Puis elle coupe la communication. 

Bon, là encore je ne m’offusque pas, parce qu’elle fonctionne comme ça.

Je termine mon petit déjeuner, faut vraiment pas faire du gâchis, avant de ranger mes propositions d’emploi, les foutres dans mon sac et quitter les lieux.


J’emprunte un taxi, qui après discussion accepte mes 2500frcf pour me déposer, puis décide de me taxer de 6 mille lorsque nous arrivons devant le salon. 


-Mais monsieur, nous avons négocié un prix de 2500 francs, je ne comprends pas pourquoi cette hausse!

-Mais on a duré plus longtemps, il faut que je paie l’essence! Il me répond en élevant la voix pour m’intimider.

-6 mille quand même...

- C’est les prix, c’est les prix. Il répète avec agressivité. 

-D’accord. Je comprends. Je balance d’une voix faiblarde à peine audible.


Je fouille dans mon porte-feuille, à la recherche de mon porte monnaie et prendre un billet rose de 2000 frcf et le lui tends en lui disant:


-Ma, bonga ! 6000francs, 6000. Ya ntchi ? Ya Diamba ? ! *


Il se retourne vers moi visiblement surpris de m’entendre parler Lari. 

Et oui koko! Ce n’est pas parce que je donne l’impression d’avoir avalé toute la neige du mont blanc* que je ne demeure pas pour autant une bonne africaine.

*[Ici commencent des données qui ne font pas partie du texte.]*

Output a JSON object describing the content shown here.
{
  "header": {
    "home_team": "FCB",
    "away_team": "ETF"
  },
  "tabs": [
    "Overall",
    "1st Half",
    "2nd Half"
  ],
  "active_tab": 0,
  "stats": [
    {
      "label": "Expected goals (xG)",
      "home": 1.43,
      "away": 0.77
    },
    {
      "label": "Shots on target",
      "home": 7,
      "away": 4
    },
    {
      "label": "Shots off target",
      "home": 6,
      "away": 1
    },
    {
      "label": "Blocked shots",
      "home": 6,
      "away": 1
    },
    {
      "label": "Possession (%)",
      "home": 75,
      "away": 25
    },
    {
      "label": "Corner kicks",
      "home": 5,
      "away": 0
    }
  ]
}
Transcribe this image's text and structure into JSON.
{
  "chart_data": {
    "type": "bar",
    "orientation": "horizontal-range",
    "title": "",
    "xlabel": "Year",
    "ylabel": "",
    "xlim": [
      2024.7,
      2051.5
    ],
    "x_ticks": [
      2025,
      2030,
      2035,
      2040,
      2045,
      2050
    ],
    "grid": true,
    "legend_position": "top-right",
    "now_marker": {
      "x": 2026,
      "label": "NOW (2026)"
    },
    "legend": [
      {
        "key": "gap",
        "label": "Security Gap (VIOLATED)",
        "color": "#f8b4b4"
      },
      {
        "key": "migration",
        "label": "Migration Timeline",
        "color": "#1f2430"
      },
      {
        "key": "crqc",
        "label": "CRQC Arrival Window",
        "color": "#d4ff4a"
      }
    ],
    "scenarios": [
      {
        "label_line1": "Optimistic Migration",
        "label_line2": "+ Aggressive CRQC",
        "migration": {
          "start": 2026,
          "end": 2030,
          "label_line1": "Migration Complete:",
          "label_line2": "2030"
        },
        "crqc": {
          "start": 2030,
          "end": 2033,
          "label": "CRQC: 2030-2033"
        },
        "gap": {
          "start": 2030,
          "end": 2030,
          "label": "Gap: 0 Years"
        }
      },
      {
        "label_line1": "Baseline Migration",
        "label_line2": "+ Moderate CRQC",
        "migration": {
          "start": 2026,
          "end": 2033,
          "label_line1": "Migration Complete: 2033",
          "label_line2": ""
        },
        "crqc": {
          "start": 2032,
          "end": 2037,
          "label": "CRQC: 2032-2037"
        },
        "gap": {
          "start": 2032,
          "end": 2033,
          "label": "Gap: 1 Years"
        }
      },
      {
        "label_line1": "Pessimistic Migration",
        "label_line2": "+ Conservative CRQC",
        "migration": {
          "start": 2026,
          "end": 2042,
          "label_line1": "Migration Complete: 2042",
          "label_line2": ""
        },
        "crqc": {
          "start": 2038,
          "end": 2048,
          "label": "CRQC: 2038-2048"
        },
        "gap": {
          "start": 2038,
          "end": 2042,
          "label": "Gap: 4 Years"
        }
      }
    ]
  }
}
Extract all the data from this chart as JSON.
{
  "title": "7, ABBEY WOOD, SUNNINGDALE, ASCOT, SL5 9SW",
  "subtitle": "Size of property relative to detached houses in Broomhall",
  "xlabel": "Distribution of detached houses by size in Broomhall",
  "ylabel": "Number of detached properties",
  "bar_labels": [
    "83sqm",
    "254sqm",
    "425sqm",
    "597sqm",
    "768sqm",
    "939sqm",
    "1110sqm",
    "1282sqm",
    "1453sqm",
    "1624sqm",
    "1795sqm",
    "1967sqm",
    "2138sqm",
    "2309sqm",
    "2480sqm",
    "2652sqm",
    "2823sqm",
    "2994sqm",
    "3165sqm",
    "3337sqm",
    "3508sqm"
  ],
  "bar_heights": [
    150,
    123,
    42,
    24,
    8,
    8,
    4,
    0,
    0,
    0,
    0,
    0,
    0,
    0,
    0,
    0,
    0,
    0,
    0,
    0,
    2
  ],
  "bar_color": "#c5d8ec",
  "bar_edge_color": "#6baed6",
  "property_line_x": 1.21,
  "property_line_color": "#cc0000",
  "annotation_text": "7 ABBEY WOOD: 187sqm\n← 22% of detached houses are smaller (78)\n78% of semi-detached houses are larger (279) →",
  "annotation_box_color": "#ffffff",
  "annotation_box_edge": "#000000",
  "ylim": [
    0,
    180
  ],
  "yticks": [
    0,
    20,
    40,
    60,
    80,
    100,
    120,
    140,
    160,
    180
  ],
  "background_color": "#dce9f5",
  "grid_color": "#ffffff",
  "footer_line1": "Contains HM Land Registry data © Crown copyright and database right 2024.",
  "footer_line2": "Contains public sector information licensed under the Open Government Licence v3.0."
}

Je parle le Lari, le Téké et le Lingala, et je comprends le Mulukutuba et le Vili  pauvre tâche !


-Vous dès que vous entendez une personne parler avec un petit air de Guèle*, vous cherchez à l’escroquer. 

-Oh ! Mais non... Il sourit  en passant sa main sur sa tête l’air à la fois gêné et embarrassé. 

-Non mais ce n’est pas bien ! Ce n’est pas bien ! Si maintenant j’avais demandé à aller à Mafouta, tu allais me prendre combien 20 mille ? 30 mille ? 40 même !


Pour toute réponse, il continue d’afficher son air niais, tout en regardant par sa fenêtre côté conducteur. 


-Et puis coupe les chansons du Kilombo que tu écoutes, parce que ce que tu fais là c’est le péché ! Je crie en sortant de son taxi. 

-Et mes 500 ? Il a le toupet de me demander. 

-Tu voulais me taxer de 6000, moi je te taxe des 500.

-Non, non, non ! Il se met à crier. Non, non,non ! Kani,kani. Vutula mbongo za méno.*


Il s’énerve et pas qu’un peu le tonton !

Les taximen sont les premiers à vouloir escroquer les autres mais quand on veut leur rendre la pareille, ils sont les premiers à montrer leur crocs. Quelle hypocrisie !

Il commence à ameuter les foules avec le son de sa voix et je n’aime pas m’exposer devant les gens aussi. Je finis par lui donner ses 500, non sans l’avoir fait un peu tourner en bourrique. 

Je rajuste ma veste puis m’oblige à ne pas regarder le trottoir devant le salon et ouvre les portes.

Je suis agréablement surprise de découvrir un intérieur aussi sympa. Un mélange de marron, vert et orange qui rappelle la nature, avec des coiffeuses habillées d’orange et de marron.

Une demoiselle toute souriante s’avance vers moi et me propose son aide. Ce qui me laisse pantoise.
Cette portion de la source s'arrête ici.